Ma ci sono ragioni più profonde per percorrere la strada della conciliazione. Sono ragioni politiche, sociali ed economiche ed attengono alla sfera dei rapporti con l’altro.

Per questo occorre:

  • ripensare l’intera disciplina delle procedure ADR di risoluzione alternativa delle controversie formando anzitutto mediatori professionali, escludendo l’avvocatura ( alla quale può essere lasciata la negoziazione assistita, più vicina alla forma mentis dell’avvocato), ampliando le materie ove è resa obbligatoria e rendendo effettive e disincentivanti le sanzioni nell’ipotesi di mancato accordo.
  • ripensare il procedimento di cognizione. Un unico rito a cognizione piena ? Mantenere un rito a cognizione piena ed uno sommario ? Si può immaginare il procedimento di cognizione sul modello dell’ attuale rito del lavoro (compreso il tentativo obbligatorio di conciliazione) uguale per il GdP , Tribunale e Corte d’Appello ? ( Il che,in quest’ultima ipotesi, obbligherebbe il legislatore anche alla semplificazione legislativa che non pochi benefici apporterebbe  in termini di chiarezza e qualità ).
  • Rendere effettive le sanzioni qualora gli atti processuali non siano redatti in forma sintetica e sobrio.
  • Rendere effettive le sanzioni qualora il deposito dei provvedimenti del giudice non rispetti i termini di legge.
  • La legislazione sulla crisi d’impresa.Aggiornare alla luce della nuova situazione aggravata dalla pandemia il Codice della Crisi d’Impresa e dell’Insolvenza.
  • Investire nelle strutture e nel personale addetto ( giudici, cancellieri, segretari) così da rendere davvero ragionevole la durata del processo.

Sulla giustizia penale

Nel 1988 è stato emanato il nuovo codice di procedura penale (in vigore nel 1989, ministro Giuliano Vassalli,  sulla scorta dei lavori della commissione ministeriale presieduta da Giandomenico Pisapia ).

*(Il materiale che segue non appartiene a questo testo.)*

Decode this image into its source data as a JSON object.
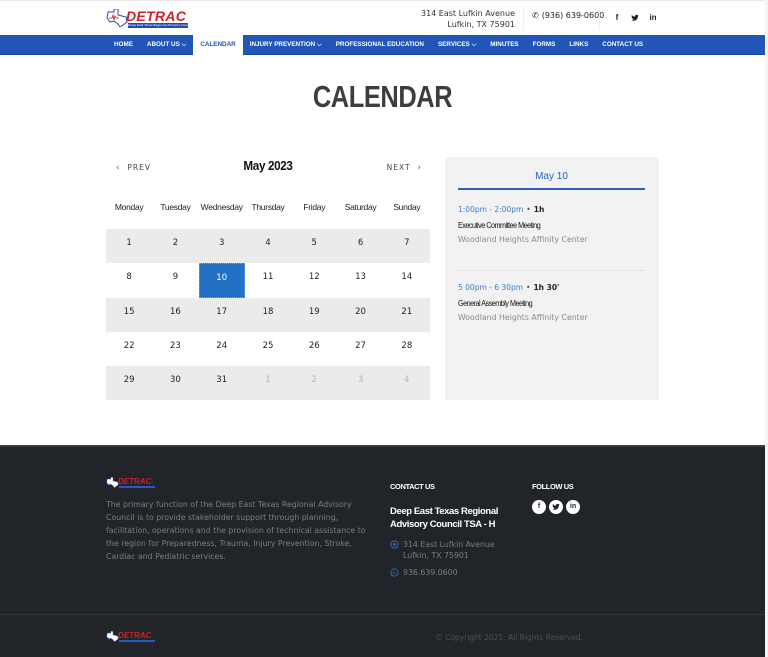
{
  "header": {
    "logo_text": "DETRAC",
    "logo_subtext": "Deep East Texas Regional Advisory Council",
    "address_line1": "314 East Lufkin Avenue",
    "address_line2": "Lufkin, TX 75901",
    "phone_icon": "phone-icon",
    "phone": "(936) 639-0600",
    "social": [
      {
        "icon": "facebook-icon",
        "glyph": "f"
      },
      {
        "icon": "twitter-icon",
        "glyph": "t"
      },
      {
        "icon": "linkedin-icon",
        "glyph": "in"
      }
    ]
  },
  "nav": {
    "items": [
      {
        "label": "HOME",
        "dropdown": false,
        "active": false
      },
      {
        "label": "ABOUT US",
        "dropdown": true,
        "active": false
      },
      {
        "label": "CALENDAR",
        "dropdown": false,
        "active": true
      },
      {
        "label": "INJURY PREVENTION",
        "dropdown": true,
        "active": false
      },
      {
        "label": "PROFESSIONAL EDUCATION",
        "dropdown": false,
        "active": false
      },
      {
        "label": "SERVICES",
        "dropdown": true,
        "active": false
      },
      {
        "label": "MINUTES",
        "dropdown": false,
        "active": false
      },
      {
        "label": "FORMS",
        "dropdown": false,
        "active": false
      },
      {
        "label": "LINKS",
        "dropdown": false,
        "active": false
      },
      {
        "label": "CONTACT US",
        "dropdown": false,
        "active": false
      }
    ],
    "chevron": "⌄"
  },
  "page": {
    "title": "CALENDAR"
  },
  "calendar": {
    "prev_label": "PREV",
    "next_label": "NEXT",
    "month_label": "May 2023",
    "weekdays": [
      "Monday",
      "Tuesday",
      "Wednesday",
      "Thursday",
      "Friday",
      "Saturday",
      "Sunday"
    ],
    "weeks": [
      [
        {
          "d": "1"
        },
        {
          "d": "2"
        },
        {
          "d": "3"
        },
        {
          "d": "4"
        },
        {
          "d": "5"
        },
        {
          "d": "6"
        },
        {
          "d": "7"
        }
      ],
      [
        {
          "d": "8"
        },
        {
          "d": "9"
        },
        {
          "d": "10",
          "selected": true
        },
        {
          "d": "11"
        },
        {
          "d": "12"
        },
        {
          "d": "13"
        },
        {
          "d": "14"
        }
      ],
      [
        {
          "d": "15"
        },
        {
          "d": "16"
        },
        {
          "d": "17"
        },
        {
          "d": "18"
        },
        {
          "d": "19"
        },
        {
          "d": "20"
        },
        {
          "d": "21"
        }
      ],
      [
        {
          "d": "22"
        },
        {
          "d": "23"
        },
        {
          "d": "24"
        },
        {
          "d": "25"
        },
        {
          "d": "26"
        },
        {
          "d": "27"
        },
        {
          "d": "28"
        }
      ],
      [
        {
          "d": "29"
        },
        {
          "d": "30"
        },
        {
          "d": "31"
        },
        {
          "d": "1",
          "other": true
        },
        {
          "d": "2",
          "other": true
        },
        {
          "d": "3",
          "other": true
        },
        {
          "d": "4",
          "other": true
        }
      ]
    ],
    "selected_color": "#2370c4"
  },
  "events": {
    "date_label": "May 10",
    "items": [
      {
        "time": "1:00pm - 2:00pm",
        "duration": "1h",
        "title": "Executive Committee Meeting",
        "location": "Woodland Heights Affinity Center"
      },
      {
        "time": "5 00pm - 6 30pm",
        "duration": "1h 30'",
        "title": "General Assembly Meeting",
        "location": "Woodland Heights Affinity Center"
      }
    ]
  },
  "footer": {
    "about": "The primary function of the Deep East Texas Regional Advisory Council is to provide stakeholder support through planning, facilitation, operations and the provision of technical assistance to the region for Preparedness, Trauma, Injury Prevention, Stroke, Cardiac and Pediatric services.",
    "contact_heading": "CONTACT US",
    "org_name": "Deep East Texas Regional Advisory Council TSA - H",
    "address_line1": "314 East Lufkin Avenue",
    "address_line2": "Lufkin, TX 75901",
    "phone": "936.639.0600",
    "follow_heading": "FOLLOW US",
    "social": [
      {
        "icon": "facebook-icon",
        "glyph": "f"
      },
      {
        "icon": "twitter-icon",
        "glyph": "t"
      },
      {
        "icon": "linkedin-icon",
        "glyph": "in"
      }
    ],
    "copyright": "© Copyright 2021. All Rights Reserved."
  },
  "colors": {
    "brand_blue": "#2155b8",
    "accent_blue": "#2370c4",
    "logo_red": "#d11f2b",
    "footer_bg": "#212429"
  }
}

Prima del 1989 il processo penale presentava la commistione tra modello accusatorio e inquisitorio, dovuta alla presenza del giudice istruttore.

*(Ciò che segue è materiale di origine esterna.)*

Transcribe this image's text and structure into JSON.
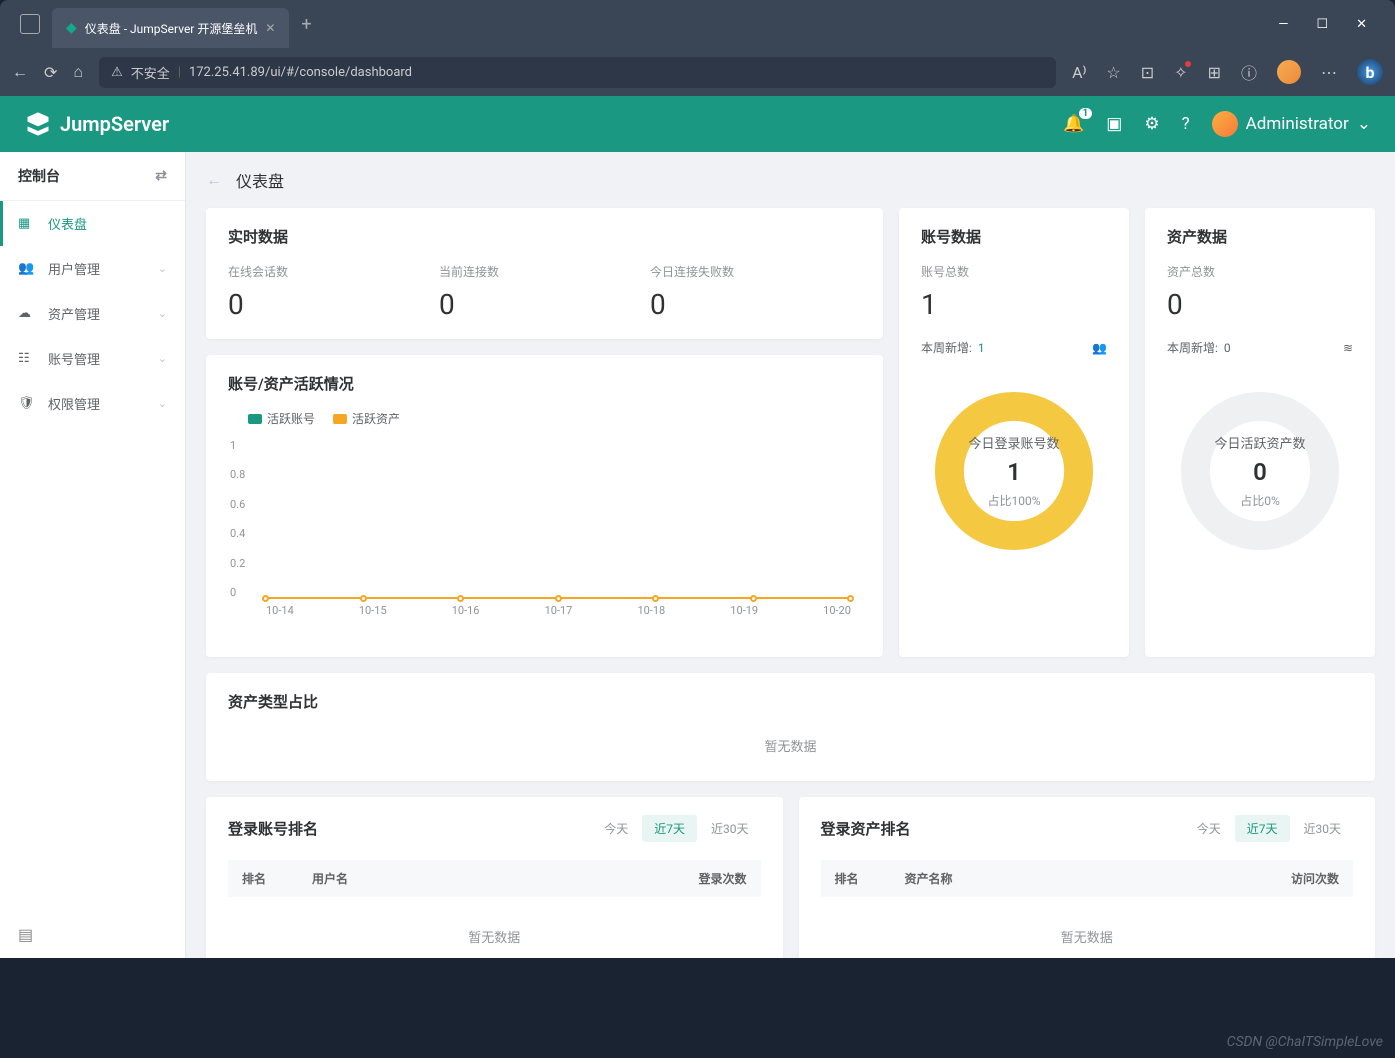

Nella disciplina dell’attuale codice la figura del giudice istruttore è stata soppressa e il processo ha assunto caratteristiche prevalentemente accusatorie.

Tuttavia non vi è ancora una perfetta parità tra accusa e difesa; quindi il processo come attualmente disciplinato lo si può ancora considerare un sistema misto.

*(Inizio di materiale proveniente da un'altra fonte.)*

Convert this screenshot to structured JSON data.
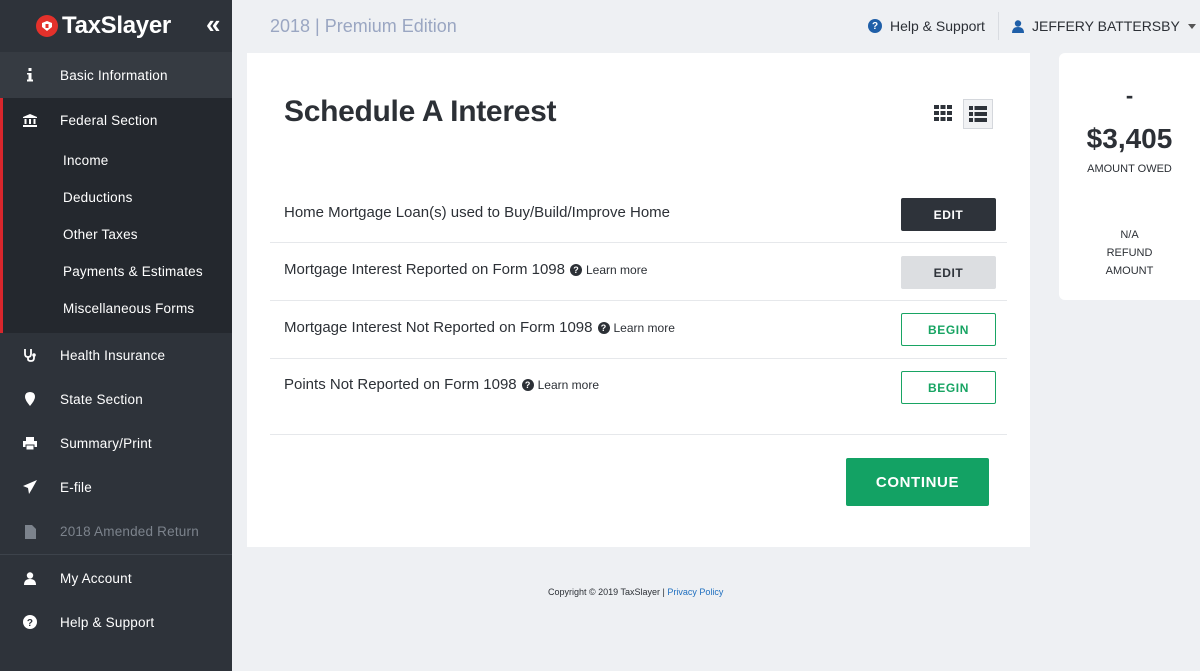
{
  "brand": {
    "name": "TaxSlayer",
    "collapse_glyph": "«",
    "logo_color": "#e4312b"
  },
  "header": {
    "edition": "2018 | Premium Edition",
    "help_label": "Help & Support",
    "user_name": "JEFFERY BATTERSBY"
  },
  "sidebar": {
    "basic": "Basic Information",
    "federal": "Federal Section",
    "federal_sub": [
      "Income",
      "Deductions",
      "Other Taxes",
      "Payments & Estimates",
      "Miscellaneous Forms"
    ],
    "health": "Health Insurance",
    "state": "State Section",
    "summary": "Summary/Print",
    "efile": "E-file",
    "amended": "2018 Amended Return",
    "account": "My Account",
    "help": "Help & Support"
  },
  "main": {
    "title": "Schedule A Interest",
    "rows": [
      {
        "label": "Home Mortgage Loan(s) used to Buy/Build/Improve Home",
        "learn": "",
        "button": "EDIT"
      },
      {
        "label": "Mortgage Interest Reported on Form 1098",
        "learn": "Learn more",
        "button": "EDIT"
      },
      {
        "label": "Mortgage Interest Not Reported on Form 1098",
        "learn": "Learn more",
        "button": "BEGIN"
      },
      {
        "label": "Points Not Reported on Form 1098",
        "learn": "Learn more",
        "button": "BEGIN"
      }
    ],
    "continue": "CONTINUE"
  },
  "summary": {
    "dash": "-",
    "amount": "$3,405",
    "amount_label": "AMOUNT OWED",
    "refund_value": "N/A",
    "refund_label_1": "REFUND",
    "refund_label_2": "AMOUNT"
  },
  "footer": {
    "copyright": "Copyright © 2019 TaxSlayer | ",
    "privacy": "Privacy Policy"
  },
  "colors": {
    "accent_green": "#13a264",
    "sidebar_bg": "#2e333a",
    "federal_marker": "#d8262c",
    "link_blue": "#1f6fbf"
  }
}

Benché  il codice attuale abbia inteso eliminare la prevalenza  della fase delle indagini( dove predomina il ruolo del pubblico ministero, organo deputato all’accusa) rispetto a quella del contraddittorio (la prova si forma nel dibattimento), il pubblico ministero  resta un magistrato la cui attività avvalora quella del giudice. Infatti, raccoglie le prove  “nell’interesse della legge” per consentire al  giudice di assolvere o condannare l’imputato.

Quindi, l’analisi che  precedere una corretta elaborazione, impone di scegliere se prediligere l’attuale sistema misto o il sistema accusatorio puro.

Questo ,a mio parere, è il vero nodo politico da sciogliere prima di ogni altra considerazione nel senso che il modello scelto ispirerà le altre  valutazioni ,per esempio, sul CSM , sulla separazione delle carriere dei magistrati, etc …che sono indicate in tutti i sondaggi come delle priorità ( e, comunque, per uscire dalla logica delle micro-riforme ,spesso incoerenti perché dettate da  situazioni contingenti e non sempre disinteressate. A proposito ricordo una proposta, un po’ datata, cioè quella di far precedere l’interrogatorio all’eventuale misura cautelare detentiva e la prescrizione per fasi).

Per esempio, se si decidesse di mantenere l’attuale sistema misto perché dovremmo optare per la riforma del CSM o la separazione delle carriere dei magistrati ? Non sembrerebbe una scelta incoerente ?

Per quanto riguarda poi il diritto penale sostanziale pare urgente mettere mano ad una vera e propria depenalizzazione dei reati minori, anche dei reati previsti nelle numerose leggi speciali.